In fact, it turns out to be the other way around. Berkoff is often at his best almost as an academic critic. Much of what he has to say about the characters he characterises - very loosely - as villains, is highly arguable but almost all of it is incisive and illuminating. When he is not indulging himself in long drawn-out diversions, he can be pithy and precise.

He reminds us, for example, that Iago is essentially mediocre in his villainy and that it is he, not Othello, who is consumed by jealousy.

He sums up the strange conjunction of sex and violence in Richard III by characterising him memorably as a man who, since he cannot make hearts beat faster through love, will make them beat in fear.
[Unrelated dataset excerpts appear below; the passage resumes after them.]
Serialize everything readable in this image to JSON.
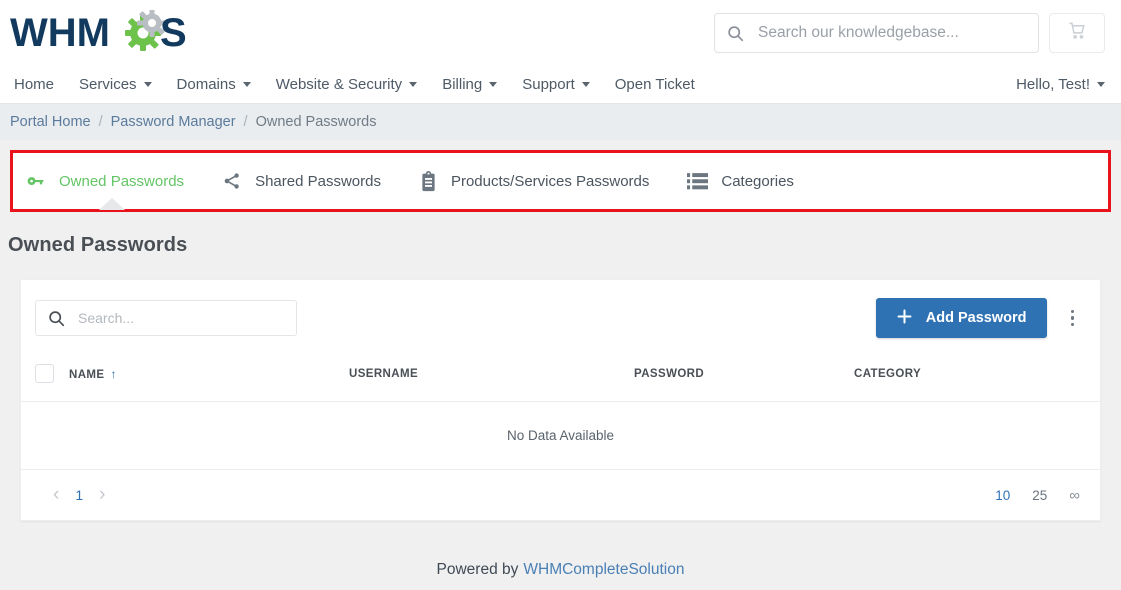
{
  "brand": {
    "logo_text": "WHMCS",
    "logo_navy": "#123a5e",
    "logo_green": "#6cc24a"
  },
  "header": {
    "search": {
      "placeholder": "Search our knowledgebase...",
      "value": "",
      "icon": "search-icon"
    },
    "cart_icon": "shopping-cart-icon"
  },
  "nav": {
    "items": [
      {
        "label": "Home",
        "has_caret": false
      },
      {
        "label": "Services",
        "has_caret": true
      },
      {
        "label": "Domains",
        "has_caret": true
      },
      {
        "label": "Website & Security",
        "has_caret": true
      },
      {
        "label": "Billing",
        "has_caret": true
      },
      {
        "label": "Support",
        "has_caret": true
      },
      {
        "label": "Open Ticket",
        "has_caret": false
      }
    ],
    "account": {
      "label": "Hello, Test!",
      "has_caret": true
    }
  },
  "breadcrumb": {
    "items": [
      {
        "label": "Portal Home",
        "current": false
      },
      {
        "label": "Password Manager",
        "current": false
      },
      {
        "label": "Owned Passwords",
        "current": true
      }
    ],
    "separator": "/"
  },
  "tabs": {
    "highlight_color": "#e8131b",
    "active_color": "#63c565",
    "items": [
      {
        "label": "Owned Passwords",
        "icon": "key-icon",
        "active": true
      },
      {
        "label": "Shared Passwords",
        "icon": "share-icon",
        "active": false
      },
      {
        "label": "Products/Services Passwords",
        "icon": "clipboard-icon",
        "active": false
      },
      {
        "label": "Categories",
        "icon": "list-icon",
        "active": false
      }
    ]
  },
  "main": {
    "title": "Owned Passwords",
    "toolbar": {
      "search": {
        "placeholder": "Search...",
        "value": "",
        "icon": "search-icon"
      },
      "add_button": {
        "label": "Add Password",
        "icon": "plus-icon",
        "color": "#2f72b4"
      },
      "overflow_icon": "kebab-menu-icon"
    },
    "table": {
      "select_all": false,
      "columns": [
        {
          "label": "NAME",
          "sorted": true,
          "sort_arrow": "↑"
        },
        {
          "label": "USERNAME",
          "sorted": false
        },
        {
          "label": "PASSWORD",
          "sorted": false
        },
        {
          "label": "CATEGORY",
          "sorted": false
        }
      ],
      "rows": [],
      "empty_message": "No Data Available"
    },
    "pagination": {
      "prev_icon": "chevron-left-icon",
      "next_icon": "chevron-right-icon",
      "current_page": "1",
      "per_page_options": [
        {
          "label": "10",
          "active": true
        },
        {
          "label": "25",
          "active": false
        },
        {
          "label": "∞",
          "active": false
        }
      ]
    }
  },
  "footer": {
    "prefix": "Powered by",
    "link": "WHMCompleteSolution"
  }
}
Even for those of us allergic to Freudian interpretations of Shakespeare his linking of Hamlet and Coriolanus through their relationships with their mothers is pleasantly provocative.

In this guise as Prof Berkoff, he is the kind of lecturer any student would love to have: witty, stimulating, jargon-free and great fun.

The problem, strangely, is with the acting. Berkoff can be a stupendous performer. His dangerous, edgy style of physical and verbal exaggeration has a magnetic power when it is elaborated through a production that plays by Berkoff's own rules. If you run in from a standing start, however, it seems extraordinarily crude. As Berkoff shifts from stand-up mode to theatrical performance and back again, it produces hammy caricatures, not just of the Shakespearean roles, but of a variety of ethnic types. Othello becomes an Afro-Caribbean pimp, Macbeth and Lady Macbeth a couple of Glasgow hard-chaws, Shylock an East London Jew from central casting.

It feels like watching a series of Warner Brothers cartoons. One or two is fine, but after a while it all becomes a little tiresome.

The show hovers ever more uncomfortably between an appreciation of Shakespeare and a burlesque, with Berkoff playing at once the hero of the hour and the villain of the piece.